The issues are raised in the context of the cancellation of the licence of EverGrowth Telecom Limited (EGTL) to operate the cellular services in Punjab.The Division Bench, in its show-cause notice, has alleged that Bharti Mobile ``is one of the beneficiaries of the largesse brought about by the illegal actions''. It has also claimed that Essar ``caused huge losses to the public exchequer and also cheated its subscribers''.

The Delhi High Court issued the notice based on a public interest litigation (PIL) moved by Mr RC Sharma and taken up by the Indian Council of Legal Aid and Advise, an NGO patronised by Justice Bhagwati. The PIL had said there has been loss of public revenue to the tune of Rs 450 crore due to the "action/inaction" of MoC.

The division bench of Justice Arun Kumar and Justice AK Sikri in the Delhi High court, has asked the MoC to reply to the show cause notice by February 26.

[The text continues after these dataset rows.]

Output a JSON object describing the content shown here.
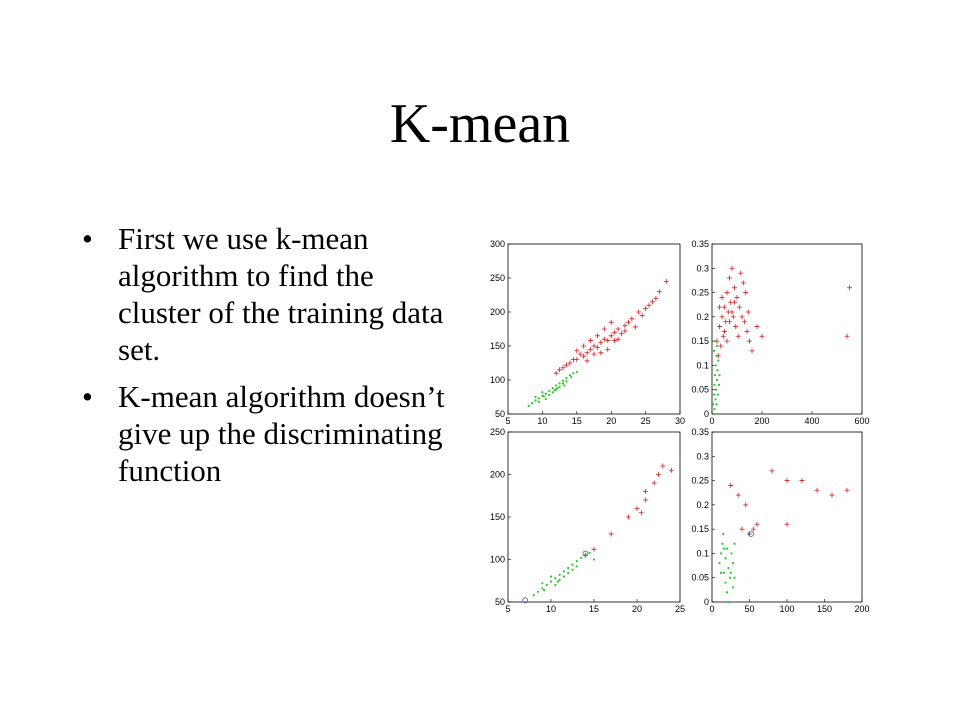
{
  "slide": {
    "title": "K-mean",
    "bullets": [
      "First we use k-mean algorithm to find the cluster of the training data set.",
      "K-mean algorithm doesn’t give up the discriminating function"
    ],
    "bullet_symbol": "•"
  },
  "chart_data": [
    {
      "type": "scatter",
      "title": "",
      "xlabel": "",
      "ylabel": "",
      "xlim": [
        5,
        30
      ],
      "ylim": [
        50,
        300
      ],
      "xticks": [
        5,
        10,
        15,
        20,
        25,
        30
      ],
      "yticks": [
        50,
        100,
        150,
        200,
        250,
        300
      ],
      "grid": false,
      "series": [
        {
          "color": "#cc2020",
          "marker": "plus",
          "points": [
            [
              12,
              110
            ],
            [
              13,
              118
            ],
            [
              14,
              125
            ],
            [
              15,
              130
            ],
            [
              15.5,
              138
            ],
            [
              16,
              135
            ],
            [
              16.5,
              140
            ],
            [
              17,
              145
            ],
            [
              17.5,
              150
            ],
            [
              18,
              148
            ],
            [
              18.5,
              155
            ],
            [
              19,
              160
            ],
            [
              19.5,
              158
            ],
            [
              20,
              165
            ],
            [
              20.5,
              170
            ],
            [
              21,
              175
            ],
            [
              21.5,
              168
            ],
            [
              22,
              180
            ],
            [
              22.5,
              185
            ],
            [
              23,
              190
            ],
            [
              24,
              200
            ],
            [
              25,
              205
            ],
            [
              26,
              215
            ],
            [
              27,
              230
            ],
            [
              28,
              245
            ],
            [
              26.5,
              220
            ],
            [
              25.5,
              210
            ],
            [
              20,
              185
            ],
            [
              19,
              175
            ],
            [
              18,
              165
            ],
            [
              17,
              158
            ],
            [
              16,
              150
            ],
            [
              14.5,
              130
            ],
            [
              13.5,
              122
            ],
            [
              15,
              143
            ],
            [
              21,
              160
            ],
            [
              22,
              172
            ],
            [
              23.5,
              178
            ],
            [
              19.5,
              145
            ],
            [
              18.5,
              140
            ],
            [
              17.5,
              138
            ],
            [
              24.5,
              195
            ],
            [
              12.5,
              115
            ],
            [
              16.5,
              128
            ],
            [
              20.5,
              158
            ]
          ]
        },
        {
          "color": "#22cc22",
          "marker": "dot",
          "points": [
            [
              8,
              62
            ],
            [
              8.5,
              66
            ],
            [
              9,
              70
            ],
            [
              9.5,
              73
            ],
            [
              10,
              77
            ],
            [
              10.5,
              80
            ],
            [
              11,
              84
            ],
            [
              11.5,
              88
            ],
            [
              12,
              92
            ],
            [
              12.5,
              95
            ],
            [
              13,
              99
            ],
            [
              13.5,
              103
            ],
            [
              14,
              107
            ],
            [
              9,
              75
            ],
            [
              10,
              82
            ],
            [
              11,
              78
            ],
            [
              12,
              86
            ],
            [
              13,
              95
            ],
            [
              10.5,
              72
            ],
            [
              11.5,
              82
            ],
            [
              12.5,
              90
            ],
            [
              13.5,
              98
            ],
            [
              14.5,
              110
            ],
            [
              15,
              112
            ],
            [
              9.5,
              68
            ],
            [
              10.2,
              76
            ],
            [
              11.8,
              85
            ],
            [
              12.2,
              88
            ],
            [
              13.2,
              92
            ],
            [
              14.2,
              104
            ]
          ]
        }
      ]
    },
    {
      "type": "scatter",
      "title": "",
      "xlabel": "",
      "ylabel": "",
      "xlim": [
        0,
        600
      ],
      "ylim": [
        0,
        0.35
      ],
      "xticks": [
        0,
        200,
        400,
        600
      ],
      "yticks": [
        0,
        0.05,
        0.1,
        0.15,
        0.2,
        0.25,
        0.3,
        0.35
      ],
      "grid": false,
      "series": [
        {
          "color": "#cc2020",
          "marker": "plus",
          "points": [
            [
              20,
              0.15
            ],
            [
              30,
              0.18
            ],
            [
              40,
              0.2
            ],
            [
              50,
              0.22
            ],
            [
              60,
              0.25
            ],
            [
              70,
              0.28
            ],
            [
              80,
              0.3
            ],
            [
              90,
              0.26
            ],
            [
              100,
              0.24
            ],
            [
              110,
              0.22
            ],
            [
              120,
              0.2
            ],
            [
              130,
              0.19
            ],
            [
              140,
              0.17
            ],
            [
              150,
              0.15
            ],
            [
              160,
              0.13
            ],
            [
              25,
              0.12
            ],
            [
              35,
              0.14
            ],
            [
              45,
              0.16
            ],
            [
              55,
              0.19
            ],
            [
              65,
              0.21
            ],
            [
              75,
              0.23
            ],
            [
              85,
              0.2
            ],
            [
              95,
              0.18
            ],
            [
              105,
              0.16
            ],
            [
              115,
              0.29
            ],
            [
              125,
              0.27
            ],
            [
              135,
              0.25
            ],
            [
              145,
              0.21
            ],
            [
              180,
              0.18
            ],
            [
              200,
              0.16
            ],
            [
              550,
              0.26
            ],
            [
              540,
              0.16
            ],
            [
              30,
              0.22
            ],
            [
              40,
              0.24
            ],
            [
              50,
              0.17
            ],
            [
              60,
              0.15
            ],
            [
              70,
              0.19
            ],
            [
              80,
              0.21
            ],
            [
              90,
              0.23
            ]
          ]
        },
        {
          "color": "#22cc22",
          "marker": "dot",
          "points": [
            [
              5,
              0.02
            ],
            [
              8,
              0.04
            ],
            [
              10,
              0.06
            ],
            [
              12,
              0.08
            ],
            [
              15,
              0.1
            ],
            [
              18,
              0.12
            ],
            [
              20,
              0.14
            ],
            [
              10,
              0.01
            ],
            [
              14,
              0.03
            ],
            [
              16,
              0.05
            ],
            [
              20,
              0.07
            ],
            [
              22,
              0.09
            ],
            [
              25,
              0.11
            ],
            [
              8,
              0.13
            ],
            [
              12,
              0.15
            ],
            [
              6,
              0.0
            ],
            [
              18,
              0.02
            ],
            [
              24,
              0.04
            ],
            [
              28,
              0.06
            ],
            [
              30,
              0.08
            ]
          ]
        }
      ]
    },
    {
      "type": "scatter",
      "title": "",
      "xlabel": "",
      "ylabel": "",
      "xlim": [
        5,
        25
      ],
      "ylim": [
        50,
        250
      ],
      "xticks": [
        5,
        10,
        15,
        20,
        25
      ],
      "yticks": [
        50,
        100,
        150,
        200,
        250
      ],
      "grid": false,
      "series": [
        {
          "color": "#cc2020",
          "marker": "plus",
          "points": [
            [
              14,
              105
            ],
            [
              15,
              112
            ],
            [
              17,
              130
            ],
            [
              19,
              150
            ],
            [
              20,
              160
            ],
            [
              20.5,
              155
            ],
            [
              21,
              170
            ],
            [
              22,
              190
            ],
            [
              22.5,
              200
            ],
            [
              23,
              210
            ],
            [
              24,
              205
            ],
            [
              21,
              180
            ]
          ]
        },
        {
          "color": "#22cc22",
          "marker": "dot",
          "points": [
            [
              8,
              58
            ],
            [
              8.5,
              62
            ],
            [
              9,
              66
            ],
            [
              9.5,
              70
            ],
            [
              10,
              74
            ],
            [
              10.5,
              78
            ],
            [
              11,
              82
            ],
            [
              11.5,
              86
            ],
            [
              12,
              90
            ],
            [
              12.5,
              94
            ],
            [
              13,
              98
            ],
            [
              13.5,
              102
            ],
            [
              14,
              106
            ],
            [
              9,
              72
            ],
            [
              10,
              80
            ],
            [
              11,
              76
            ],
            [
              12,
              84
            ],
            [
              13,
              92
            ],
            [
              10.5,
              70
            ],
            [
              11.5,
              80
            ],
            [
              12.5,
              88
            ],
            [
              14.5,
              108
            ],
            [
              15,
              100
            ],
            [
              9.2,
              64
            ],
            [
              10.8,
              74
            ]
          ]
        },
        {
          "color": "#5555cc",
          "marker": "circle",
          "points": [
            [
              7,
              52
            ],
            [
              14,
              107
            ]
          ]
        }
      ]
    },
    {
      "type": "scatter",
      "title": "",
      "xlabel": "",
      "ylabel": "",
      "xlim": [
        0,
        200
      ],
      "ylim": [
        0,
        0.35
      ],
      "xticks": [
        0,
        50,
        100,
        150,
        200
      ],
      "yticks": [
        0,
        0.05,
        0.1,
        0.15,
        0.2,
        0.25,
        0.3,
        0.35
      ],
      "grid": false,
      "series": [
        {
          "color": "#cc2020",
          "marker": "plus",
          "points": [
            [
              25,
              0.24
            ],
            [
              35,
              0.22
            ],
            [
              40,
              0.15
            ],
            [
              50,
              0.14
            ],
            [
              55,
              0.15
            ],
            [
              60,
              0.16
            ],
            [
              80,
              0.27
            ],
            [
              100,
              0.16
            ],
            [
              120,
              0.25
            ],
            [
              140,
              0.23
            ],
            [
              160,
              0.22
            ],
            [
              180,
              0.23
            ],
            [
              100,
              0.25
            ],
            [
              45,
              0.2
            ]
          ]
        },
        {
          "color": "#22cc22",
          "marker": "dot",
          "points": [
            [
              10,
              0.08
            ],
            [
              12,
              0.1
            ],
            [
              14,
              0.12
            ],
            [
              16,
              0.06
            ],
            [
              18,
              0.09
            ],
            [
              20,
              0.11
            ],
            [
              22,
              0.07
            ],
            [
              24,
              0.05
            ],
            [
              26,
              0.1
            ],
            [
              28,
              0.08
            ],
            [
              30,
              0.12
            ],
            [
              15,
              0.14
            ],
            [
              18,
              0.04
            ],
            [
              20,
              0.02
            ],
            [
              22,
              0.0
            ],
            [
              25,
              0.06
            ],
            [
              12,
              0.06
            ],
            [
              16,
              0.11
            ],
            [
              28,
              0.03
            ],
            [
              30,
              0.05
            ]
          ]
        },
        {
          "color": "#5555cc",
          "marker": "circle",
          "points": [
            [
              52,
              0.14
            ]
          ]
        }
      ]
    }
  ]
}
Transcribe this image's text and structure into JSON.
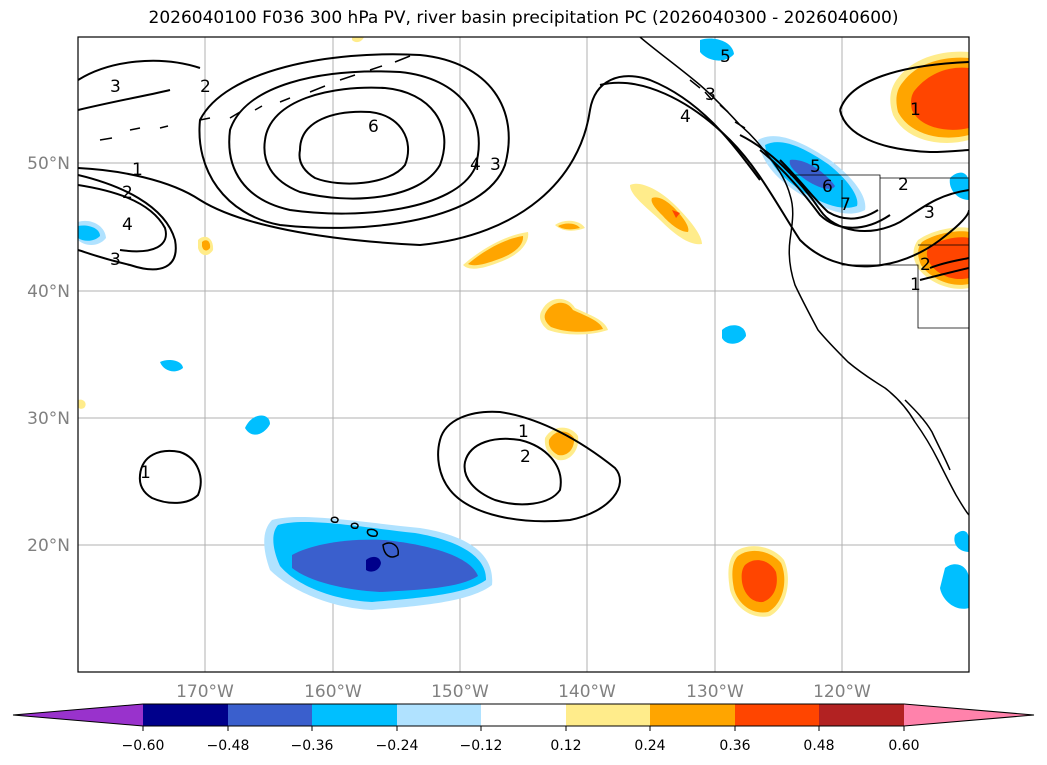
{
  "title": "2026040100 F036 300 hPa PV, river basin precipitation PC (2026040300 - 2026040600)",
  "map": {
    "lat_labels": [
      "50°N",
      "40°N",
      "30°N",
      "20°N"
    ],
    "lon_labels": [
      "170°W",
      "160°W",
      "150°W",
      "140°W",
      "130°W",
      "120°W"
    ],
    "contour_labels": [
      "3",
      "2",
      "6",
      "1",
      "2",
      "4",
      "3",
      "4",
      "3",
      "4",
      "3",
      "5",
      "6",
      "7",
      "2",
      "3",
      "1",
      "2",
      "1",
      "1",
      "2",
      "1",
      "5"
    ],
    "colors": {
      "land_outline": "#000000",
      "grid": "#b0b0b0",
      "contour": "#000000"
    }
  },
  "colorbar": {
    "labels": [
      "−0.60",
      "−0.48",
      "−0.36",
      "−0.24",
      "−0.12",
      "0.12",
      "0.24",
      "0.36",
      "0.48",
      "0.60"
    ],
    "colors": [
      "#9932cc",
      "#00008b",
      "#3a5fcd",
      "#00bfff",
      "#b0e2ff",
      "#ffffff",
      "#ffec8b",
      "#ffa500",
      "#ff4500",
      "#b22222",
      "#ff82ab"
    ]
  }
}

EGTL is a 100 per cent subsidiary of the erstwhile JT Mobile - the cellular service provider in Karnataka, Andhra Pradesh and Punjab - which was acquired by Bharti Enterprises early last year. Evergrowth, however, was not a part of the Bharti-JT Mobile deal. The Evergrowth licence was cancelled in December 1996, when JT Mobile's promoters pledged the company's shares with the Essar Group.

While the company wants to pay only the amount that was due from it as licence fee, on the date of cancellation of the licence, the DoT has been insisting that the company pay the entire amount of over Rs 450 crore, including licence fee accrued during the 693 days, when the licence was lying cancelled.

Earlier, on August 31, the government had sent a letter to Bharti Mobile, asking to clear all arrears within 90 days. However, Bharti officials have clarified that their company has nothing to do with EGTL and the company is actually a part of the Essar Group. The case is currently pending approval with the Attorney General of India.

Meanwhile, in the case that was filed in the High Court, the petitioner has accused the MoC of allowing the splitting up of licence. This, according to the PIL, is not permitted by the licence terms. The petitioner has also protested that allowing a change in ownership of the licence is not permitted. The petitioner has also said that JT Mobiles, which had licence for Punjab, Andhra Pradesh and Karnataka "miserably failed to provide the service in Punjab circle''.

The petitioner alleges that "All these illegal actions have been done with the knowledge and approval of the MoC. After the transfer, Essar commenced operation to provide the service in the State of Punjab even though they were not authorised to do so thereby violating the provisions of the Indian Telegraph Act." The petition further maintains that though Essar had 12,000 customers, it has not been able to offer inter-connectivity with the land-based telephone network and consumers are forced to accept a service which is restricted from cellphone to cellphone.